FIG. 1 is an N-channel MOSFET showing an embodiment of the present invention.
3 is a cross-sectional view of a main part manufacturing process.

FIG. 2 shows a second half N-channel MOS showing an embodiment of the present invention.
FIG. 4 is a cross-sectional view of a manufacturing process of the FET.

FIG. 3 is a diagram showing an impurity profile of an N-channel MOSFET of the present invention.

FIG. 4 is a sectional view showing a manufacturing process of a conventional N-channel MOSFET.

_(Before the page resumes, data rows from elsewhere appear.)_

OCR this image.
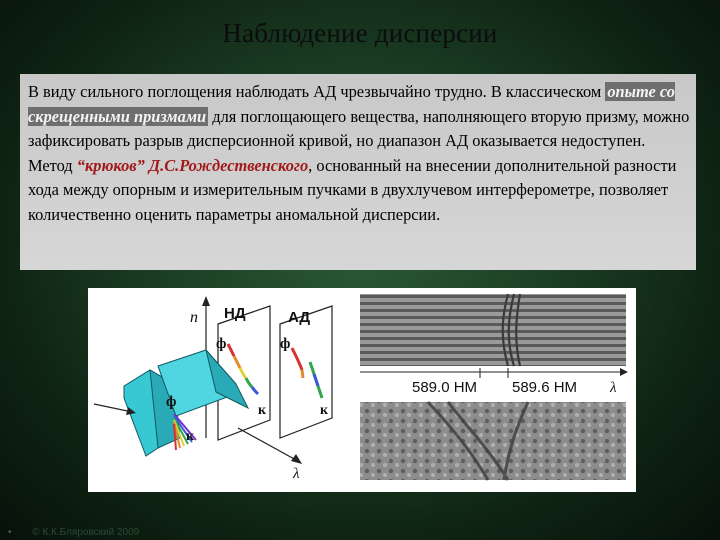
Наблюдение дисперсии
В виду сильного поглощения наблюдать АД чрезвычайно трудно. В классическом опыте со скрещенными призмами для поглощающего вещества, наполняющего вторую призму, можно зафиксировать разрыв дисперсионной кривой, но диапазон АД оказывается недоступен. Метод “крюков” Д.С.Рождественского, основанный на внесении дополнительной разности хода между опорным и измерительным пучками в двухлучевом интерферометре, позволяет количественно оценить параметры аномальной дисперсии.
n
λ
НД	АД
к
ф
ф
к
ф
к
589.0 НМ 589.6 НМ λ
• © К.К.Бляровский 2009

FIG. 5 is a diagram showing an impurity profile of a conventional N-channel MOSFET.

[Explanation of symbols]

 Reference Signs List 11 P-type silicon substrate 12, 13 oxide film 14 epitaxial layer 15 gate oxide film 16 polysilicon film 17, 18 source / drain 19 insulating film 20 wiring layer

Continuation of the front page (56) References JP-A-59-151464 (JP, A) JP-A-1-17757 (JP, A) JP-A-2-82576 (JP, A) JP-A-63-177470 (JP) , A) JP-A-3-46373 (JP, A) JP-A-63-94684 (JP, A) (58) Fields investigated (Int. Cl. ⁷ , DB name) H01L 29/78

Claims (2)

(57) [Claims] A step of preparing a P-type silicon substrate having a field region and an active region defined on a surface thereof; a step of forming a first oxide film in the active region; and performing ion implantation of P-type impurity at flight as the distance that the peak not <br/> pure concentration profile interface P-type oxide film was set to come in, the first oxide film removing, then, the so impurity concentration near the silicon substrate surface of the active region is lowered, forming a silicon by epitaxial growth on the active region, is the second oxide film on the active region Gate oxidation
Film, gate electrode, source / drain layer
And a step of manufacturing the N-channel MOSFET. 2. The method according to claim 1, wherein the formation of silicon by the epitaxial growth is performed in a di-silane atmosphere.